The open pit operation suffered a combination of problems. The financial crisis knocked metals prices lower while inadequate power supplies and poor crushing jammed the mill and raised operating costs, Jason Baker, who worked for Acadian at the time, said in an interview at the site this week. The company also over-handled the ore and product by multiple dumping and hauling instead of a more seamless process, he said.
“Acadian was trying to push too much ore — like 3,000 tonnes a day — through the mill,” Baker said. “They wanted to increase production because the zinc price was falling but they didn’t have the power and the proper crushing so there were a lot of outages.”
Selwyn Resources bought the project in 2011 for $10 million, minus $2.5 million for an environmental bond. Then Selwyn changed its management and name in 2019 to EDM Resources (TSXV: EDM). It called the site Scotia mine.

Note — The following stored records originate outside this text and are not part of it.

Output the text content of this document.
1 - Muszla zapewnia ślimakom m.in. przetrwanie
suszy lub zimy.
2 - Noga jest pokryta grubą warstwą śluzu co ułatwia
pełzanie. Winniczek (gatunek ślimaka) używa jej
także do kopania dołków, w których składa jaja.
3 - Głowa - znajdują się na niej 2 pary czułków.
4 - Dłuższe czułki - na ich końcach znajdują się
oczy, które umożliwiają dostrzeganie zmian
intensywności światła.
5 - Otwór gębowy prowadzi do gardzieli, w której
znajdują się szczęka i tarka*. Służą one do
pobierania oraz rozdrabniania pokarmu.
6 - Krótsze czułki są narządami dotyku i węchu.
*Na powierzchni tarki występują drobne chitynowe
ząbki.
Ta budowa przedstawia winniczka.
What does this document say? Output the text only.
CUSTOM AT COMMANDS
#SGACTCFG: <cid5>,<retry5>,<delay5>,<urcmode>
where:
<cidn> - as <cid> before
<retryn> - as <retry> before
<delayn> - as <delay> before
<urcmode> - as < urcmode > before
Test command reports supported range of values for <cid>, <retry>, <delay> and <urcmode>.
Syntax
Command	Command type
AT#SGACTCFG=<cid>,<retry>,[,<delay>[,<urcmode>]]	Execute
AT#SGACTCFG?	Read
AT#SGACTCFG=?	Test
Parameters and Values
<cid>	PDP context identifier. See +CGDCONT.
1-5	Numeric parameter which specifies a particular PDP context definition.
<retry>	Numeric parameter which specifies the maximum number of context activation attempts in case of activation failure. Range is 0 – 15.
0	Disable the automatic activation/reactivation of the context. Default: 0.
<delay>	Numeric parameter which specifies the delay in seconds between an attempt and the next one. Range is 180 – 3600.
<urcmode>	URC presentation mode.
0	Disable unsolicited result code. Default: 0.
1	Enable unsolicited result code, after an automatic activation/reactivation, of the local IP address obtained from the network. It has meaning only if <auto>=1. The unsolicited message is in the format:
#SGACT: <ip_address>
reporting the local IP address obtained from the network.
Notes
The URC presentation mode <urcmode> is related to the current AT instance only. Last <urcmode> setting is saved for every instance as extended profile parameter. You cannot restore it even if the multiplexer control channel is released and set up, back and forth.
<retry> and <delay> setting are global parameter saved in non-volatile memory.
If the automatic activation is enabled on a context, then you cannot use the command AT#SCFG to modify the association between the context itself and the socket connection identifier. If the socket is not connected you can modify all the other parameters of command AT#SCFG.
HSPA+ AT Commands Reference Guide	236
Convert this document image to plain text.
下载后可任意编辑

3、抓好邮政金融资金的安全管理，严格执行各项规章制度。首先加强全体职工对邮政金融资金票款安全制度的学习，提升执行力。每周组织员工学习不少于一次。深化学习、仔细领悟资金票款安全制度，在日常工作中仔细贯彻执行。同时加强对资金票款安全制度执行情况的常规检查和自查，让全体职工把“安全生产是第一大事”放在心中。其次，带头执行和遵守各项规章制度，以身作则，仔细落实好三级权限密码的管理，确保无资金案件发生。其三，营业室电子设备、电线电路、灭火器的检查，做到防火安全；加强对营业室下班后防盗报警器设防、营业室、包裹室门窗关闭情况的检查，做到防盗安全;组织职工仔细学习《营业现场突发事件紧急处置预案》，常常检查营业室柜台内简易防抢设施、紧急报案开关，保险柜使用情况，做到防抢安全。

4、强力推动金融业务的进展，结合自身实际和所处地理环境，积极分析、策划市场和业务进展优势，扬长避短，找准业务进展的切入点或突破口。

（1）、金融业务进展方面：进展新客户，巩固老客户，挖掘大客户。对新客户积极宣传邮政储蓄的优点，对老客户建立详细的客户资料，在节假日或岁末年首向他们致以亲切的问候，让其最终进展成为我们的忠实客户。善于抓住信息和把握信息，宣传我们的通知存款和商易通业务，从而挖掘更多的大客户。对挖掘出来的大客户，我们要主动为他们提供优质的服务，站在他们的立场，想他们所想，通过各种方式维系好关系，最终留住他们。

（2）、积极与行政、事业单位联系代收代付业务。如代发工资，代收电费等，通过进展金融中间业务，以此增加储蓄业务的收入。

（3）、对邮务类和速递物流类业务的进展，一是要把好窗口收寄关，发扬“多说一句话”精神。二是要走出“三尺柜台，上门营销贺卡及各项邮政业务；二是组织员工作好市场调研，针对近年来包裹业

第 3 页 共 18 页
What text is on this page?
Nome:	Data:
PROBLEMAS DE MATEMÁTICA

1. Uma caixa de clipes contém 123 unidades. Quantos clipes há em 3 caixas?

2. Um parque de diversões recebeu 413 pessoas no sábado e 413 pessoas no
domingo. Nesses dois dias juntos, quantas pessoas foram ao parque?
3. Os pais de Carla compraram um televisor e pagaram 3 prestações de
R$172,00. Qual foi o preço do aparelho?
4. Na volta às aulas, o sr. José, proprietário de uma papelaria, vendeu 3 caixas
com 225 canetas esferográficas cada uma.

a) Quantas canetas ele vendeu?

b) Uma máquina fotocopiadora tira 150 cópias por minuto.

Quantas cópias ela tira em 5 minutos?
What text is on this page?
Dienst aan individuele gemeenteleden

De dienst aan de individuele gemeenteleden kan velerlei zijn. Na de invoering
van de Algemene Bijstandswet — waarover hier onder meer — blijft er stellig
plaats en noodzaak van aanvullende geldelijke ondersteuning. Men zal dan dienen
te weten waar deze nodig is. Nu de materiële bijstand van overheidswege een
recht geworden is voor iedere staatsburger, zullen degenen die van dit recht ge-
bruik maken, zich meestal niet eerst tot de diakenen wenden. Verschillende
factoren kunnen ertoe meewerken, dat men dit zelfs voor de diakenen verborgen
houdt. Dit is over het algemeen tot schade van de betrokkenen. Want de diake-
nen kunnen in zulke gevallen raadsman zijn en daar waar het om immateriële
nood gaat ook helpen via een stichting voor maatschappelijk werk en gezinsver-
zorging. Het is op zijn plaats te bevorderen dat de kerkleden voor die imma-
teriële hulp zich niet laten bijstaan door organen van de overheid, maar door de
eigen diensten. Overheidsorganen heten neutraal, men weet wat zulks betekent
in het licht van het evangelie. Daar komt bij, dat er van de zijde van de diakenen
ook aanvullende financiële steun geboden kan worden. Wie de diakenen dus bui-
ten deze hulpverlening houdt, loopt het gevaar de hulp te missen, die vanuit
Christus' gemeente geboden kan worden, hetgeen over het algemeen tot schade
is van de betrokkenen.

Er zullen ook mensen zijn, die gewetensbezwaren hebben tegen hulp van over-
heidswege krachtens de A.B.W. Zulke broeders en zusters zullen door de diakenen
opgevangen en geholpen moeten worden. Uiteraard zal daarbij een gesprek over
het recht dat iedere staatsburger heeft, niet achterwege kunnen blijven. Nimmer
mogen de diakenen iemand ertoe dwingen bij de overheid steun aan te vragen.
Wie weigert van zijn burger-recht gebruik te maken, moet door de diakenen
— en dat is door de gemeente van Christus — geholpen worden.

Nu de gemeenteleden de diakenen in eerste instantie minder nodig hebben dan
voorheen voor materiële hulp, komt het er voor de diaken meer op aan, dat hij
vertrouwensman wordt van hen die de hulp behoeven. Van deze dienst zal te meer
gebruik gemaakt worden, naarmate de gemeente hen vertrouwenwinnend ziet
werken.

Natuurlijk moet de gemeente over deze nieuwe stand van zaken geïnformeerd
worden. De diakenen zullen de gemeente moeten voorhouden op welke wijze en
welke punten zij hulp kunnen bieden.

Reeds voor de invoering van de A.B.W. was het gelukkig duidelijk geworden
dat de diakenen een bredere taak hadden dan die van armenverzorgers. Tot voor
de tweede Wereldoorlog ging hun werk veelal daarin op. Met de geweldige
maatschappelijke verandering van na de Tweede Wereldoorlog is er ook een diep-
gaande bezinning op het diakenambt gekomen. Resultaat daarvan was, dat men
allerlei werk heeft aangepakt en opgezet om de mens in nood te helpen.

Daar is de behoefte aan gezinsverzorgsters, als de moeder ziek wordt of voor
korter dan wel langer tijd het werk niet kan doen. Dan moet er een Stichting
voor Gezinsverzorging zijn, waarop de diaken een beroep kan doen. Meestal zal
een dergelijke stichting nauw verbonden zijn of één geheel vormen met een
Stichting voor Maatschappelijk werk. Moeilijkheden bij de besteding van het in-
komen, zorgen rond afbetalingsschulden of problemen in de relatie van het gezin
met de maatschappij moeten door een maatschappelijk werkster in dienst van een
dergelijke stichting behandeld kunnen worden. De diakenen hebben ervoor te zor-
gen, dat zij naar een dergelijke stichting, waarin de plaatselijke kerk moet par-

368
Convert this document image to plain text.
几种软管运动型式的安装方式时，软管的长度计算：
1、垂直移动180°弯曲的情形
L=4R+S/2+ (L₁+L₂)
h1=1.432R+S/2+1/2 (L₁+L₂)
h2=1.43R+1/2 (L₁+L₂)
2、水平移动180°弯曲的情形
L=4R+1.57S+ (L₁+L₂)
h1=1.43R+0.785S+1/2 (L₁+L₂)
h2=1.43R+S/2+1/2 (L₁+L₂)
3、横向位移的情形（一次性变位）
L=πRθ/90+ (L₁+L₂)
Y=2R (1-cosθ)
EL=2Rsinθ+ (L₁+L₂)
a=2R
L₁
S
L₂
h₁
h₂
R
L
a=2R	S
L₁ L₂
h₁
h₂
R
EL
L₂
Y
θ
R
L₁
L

Now, EDM wants to restart the open pit mine and increase mill capacity to 2,700 t/d which, according to an updated prefeasibility study completed in November 2021, will cost an estimated $30.6 million.
The updated PFS outlined a 14.3-year mine life producing about 1 million tonnes of zinc-equivalent per year at an all-in sustaining cost of US52¢ per lb. zinc-equivalent. Total operating costs were forecast to run to $52.56 per tonne milled.